In 2001, Amtrak begun Downeaster service between Boston and Portland, which ran past but did not stop at Kennebunk. Some residents started to call for a stop at Kennebunk to attract tourists to the town, with serious discussions beginning in 2010. In May 2014, the Northern New England Passenger Rail Authority (which governs Downeaster operations) agreed to add a station stop at Kennebunk. Service as soon as 2015 was considered, but will be delayed until at least 2016 due to the timing of state funding.

In June 2014, Kennebunk voters approved a $300,000 tax increment financing (TIF) plan, which along with $60,000 from Maine Department of Transportation Congestion Mitigation and Air Quality (CMAQ) funds and another $800,000 in CMAQ funds in 2016 would supply the $1.16 million needed to build the station. In October 2014, $183,000 of the TIF money was dedicated to build a 55-space parking lot near the station.
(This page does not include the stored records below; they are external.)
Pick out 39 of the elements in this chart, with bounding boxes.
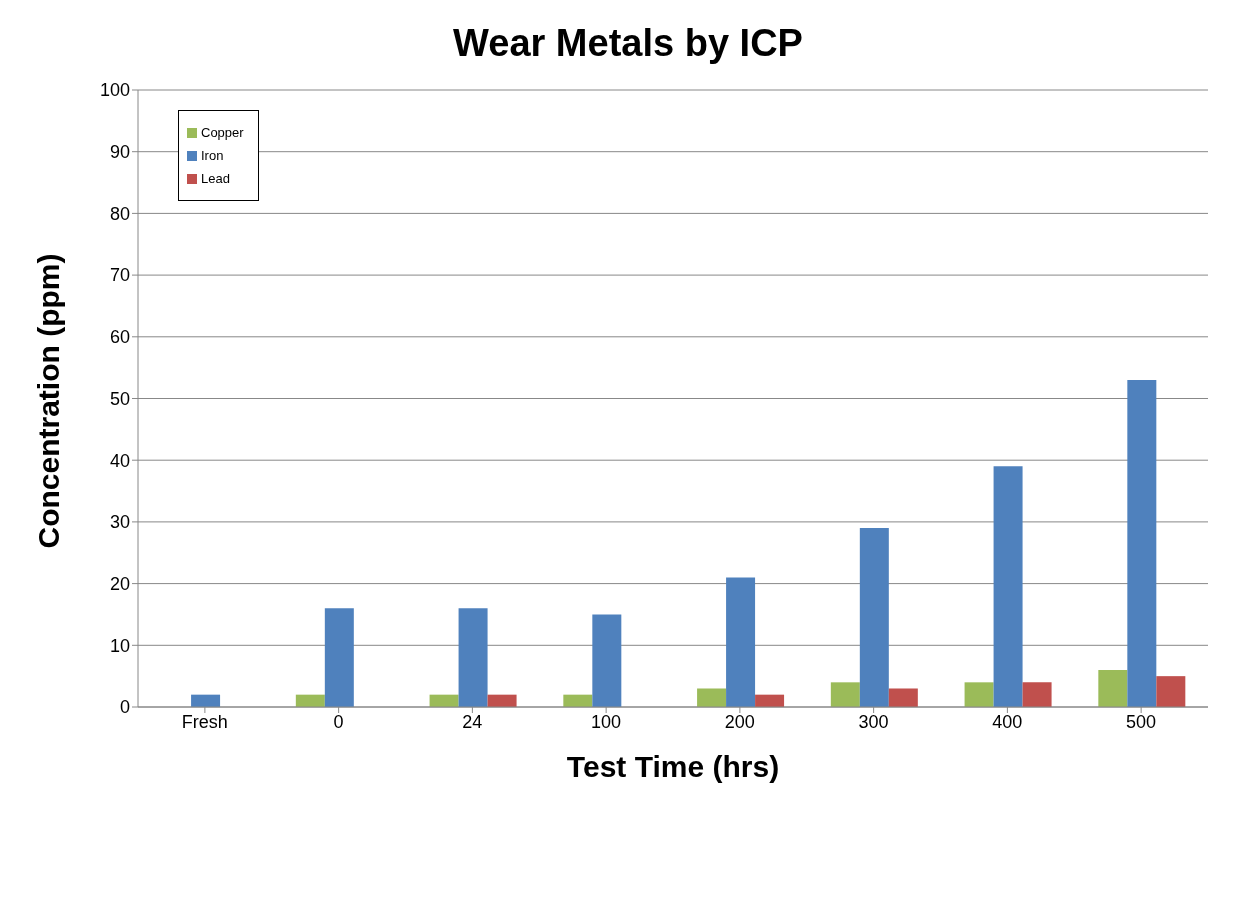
y-tick-label: 50 [109,388,130,409]
legend-label: Lead [201,171,230,186]
bar [1156,676,1186,707]
x-axis-title: Test Time (hrs) [566,750,780,783]
y-tick-label: 20 [109,573,130,594]
bar [324,608,354,707]
bar [458,608,488,707]
y-axis-title: Concentration (ppm) [31,253,65,549]
chart-title: Wear Metals by ICP [452,21,804,66]
y-tick-label: 0 [119,697,130,718]
y-tick-label: 10 [109,635,130,656]
y-tick-label: 100 [99,80,130,101]
y-tick-label: 30 [109,512,130,533]
x-tick-label: 500 [1126,711,1157,732]
bar [592,614,622,707]
bar [726,577,756,707]
bar [1098,669,1128,707]
x-tick-label: 200 [724,711,755,732]
x-tick-label: 300 [858,711,889,732]
y-tick-label: 70 [109,265,130,286]
bar [964,682,994,707]
bar [830,682,860,707]
bar [1022,682,1052,707]
y-tick-label: 90 [109,142,130,163]
x-tick-label: Fresh [181,711,228,732]
x-tick-label: 0 [333,711,344,732]
bar [697,688,727,707]
bar [993,466,1023,707]
x-tick-label: 400 [992,711,1023,732]
y-tick-label: 80 [109,203,130,224]
legend-label: Copper [201,125,244,140]
x-tick-label: 24 [462,711,483,732]
y-tick-label: 60 [109,327,130,348]
y-tick-label: 40 [109,450,130,471]
bar [888,688,918,707]
bar [1127,379,1157,707]
bar [859,528,889,707]
legend-label: Iron [201,148,224,163]
x-tick-label: 100 [591,711,622,732]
In October 2015, the town signed a grant agreement for the station, though the remaining state funds were not yet guaranteed. The town would also pay the $45,000 in annual maintenance costs from the TIF funds.
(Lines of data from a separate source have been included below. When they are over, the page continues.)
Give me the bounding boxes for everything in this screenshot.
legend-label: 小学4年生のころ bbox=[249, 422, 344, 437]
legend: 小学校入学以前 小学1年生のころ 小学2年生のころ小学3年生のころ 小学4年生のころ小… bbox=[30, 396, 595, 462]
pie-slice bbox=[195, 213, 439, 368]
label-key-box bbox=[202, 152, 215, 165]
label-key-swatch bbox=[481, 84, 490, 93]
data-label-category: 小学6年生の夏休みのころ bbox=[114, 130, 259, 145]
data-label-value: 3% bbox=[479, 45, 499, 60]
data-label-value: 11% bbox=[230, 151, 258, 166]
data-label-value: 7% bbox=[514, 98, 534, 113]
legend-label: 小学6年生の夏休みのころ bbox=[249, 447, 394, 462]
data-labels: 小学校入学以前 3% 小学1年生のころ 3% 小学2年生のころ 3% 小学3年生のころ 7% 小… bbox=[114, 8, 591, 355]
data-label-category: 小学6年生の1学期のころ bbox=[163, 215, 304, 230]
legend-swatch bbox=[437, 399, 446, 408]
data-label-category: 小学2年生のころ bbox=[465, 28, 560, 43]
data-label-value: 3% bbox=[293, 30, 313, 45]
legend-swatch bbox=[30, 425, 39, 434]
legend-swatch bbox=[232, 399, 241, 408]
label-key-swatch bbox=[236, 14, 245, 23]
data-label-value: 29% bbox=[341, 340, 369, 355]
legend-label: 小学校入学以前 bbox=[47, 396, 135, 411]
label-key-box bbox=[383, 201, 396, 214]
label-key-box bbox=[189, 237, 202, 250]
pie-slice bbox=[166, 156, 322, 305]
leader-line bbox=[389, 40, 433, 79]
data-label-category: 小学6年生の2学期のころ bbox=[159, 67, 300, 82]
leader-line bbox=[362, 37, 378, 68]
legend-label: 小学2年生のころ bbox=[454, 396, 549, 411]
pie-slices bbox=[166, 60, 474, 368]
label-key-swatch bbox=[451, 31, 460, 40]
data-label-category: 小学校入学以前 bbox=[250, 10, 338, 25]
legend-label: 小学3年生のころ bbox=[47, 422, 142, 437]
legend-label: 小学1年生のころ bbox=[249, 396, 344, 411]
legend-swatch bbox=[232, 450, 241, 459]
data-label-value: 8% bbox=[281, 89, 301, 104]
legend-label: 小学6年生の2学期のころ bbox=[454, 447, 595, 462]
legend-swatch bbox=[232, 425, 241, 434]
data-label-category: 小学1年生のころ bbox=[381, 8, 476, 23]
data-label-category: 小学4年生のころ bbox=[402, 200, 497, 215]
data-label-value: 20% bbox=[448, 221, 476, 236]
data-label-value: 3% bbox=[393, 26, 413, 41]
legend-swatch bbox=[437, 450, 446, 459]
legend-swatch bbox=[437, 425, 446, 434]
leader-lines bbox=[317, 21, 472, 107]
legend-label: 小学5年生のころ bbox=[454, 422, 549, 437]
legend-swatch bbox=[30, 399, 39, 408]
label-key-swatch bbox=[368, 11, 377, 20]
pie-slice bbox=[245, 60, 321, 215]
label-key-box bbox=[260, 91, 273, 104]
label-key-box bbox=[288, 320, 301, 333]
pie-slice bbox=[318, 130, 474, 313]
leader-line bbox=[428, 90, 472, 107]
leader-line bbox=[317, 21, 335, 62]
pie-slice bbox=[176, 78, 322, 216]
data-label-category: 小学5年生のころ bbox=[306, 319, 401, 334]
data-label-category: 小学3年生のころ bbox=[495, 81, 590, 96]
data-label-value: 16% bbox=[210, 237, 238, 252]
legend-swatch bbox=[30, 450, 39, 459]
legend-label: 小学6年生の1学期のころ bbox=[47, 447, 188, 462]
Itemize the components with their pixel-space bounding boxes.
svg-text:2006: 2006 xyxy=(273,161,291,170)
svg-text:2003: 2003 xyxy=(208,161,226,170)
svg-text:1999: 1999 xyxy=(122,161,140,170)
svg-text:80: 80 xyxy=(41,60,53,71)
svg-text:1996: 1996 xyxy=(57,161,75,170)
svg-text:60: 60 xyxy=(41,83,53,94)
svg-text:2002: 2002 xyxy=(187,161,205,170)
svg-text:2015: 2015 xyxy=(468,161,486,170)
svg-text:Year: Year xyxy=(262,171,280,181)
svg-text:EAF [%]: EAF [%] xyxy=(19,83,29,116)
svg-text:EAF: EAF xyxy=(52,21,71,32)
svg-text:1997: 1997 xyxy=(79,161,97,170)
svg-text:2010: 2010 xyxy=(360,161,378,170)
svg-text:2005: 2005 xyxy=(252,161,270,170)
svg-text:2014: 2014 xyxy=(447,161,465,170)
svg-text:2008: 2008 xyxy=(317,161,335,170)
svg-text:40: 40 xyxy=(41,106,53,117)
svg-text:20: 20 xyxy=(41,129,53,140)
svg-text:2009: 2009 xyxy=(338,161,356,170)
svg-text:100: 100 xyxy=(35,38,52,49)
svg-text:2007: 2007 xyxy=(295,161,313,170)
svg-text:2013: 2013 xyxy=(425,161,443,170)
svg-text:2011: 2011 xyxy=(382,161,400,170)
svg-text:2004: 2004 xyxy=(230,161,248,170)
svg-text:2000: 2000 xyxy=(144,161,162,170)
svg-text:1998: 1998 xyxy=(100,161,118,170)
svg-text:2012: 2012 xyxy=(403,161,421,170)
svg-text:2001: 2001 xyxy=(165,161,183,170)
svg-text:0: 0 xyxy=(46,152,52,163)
A small section of the former Boston & Maine depot building was to be leased for use as a waiting area, as required by a deed restriction placed when the property was purchased from the B&M in the 1960s. A 300-foot platform with a high-level section for accessibility was to be built behind the station building. Like Old Orchard Beach, it would have been a seasonal stop only open from April to October, though town officials hoped it might eventually be a year-round stop. By October 2015, the station was expected to be completed by 2017 or 2018. On October 9, 2018, the Kennebunk Board of Selectmen cancelled the station project over concerns about the suitability of the site.

In July 2019, the owners listed the building for sale for $939,000.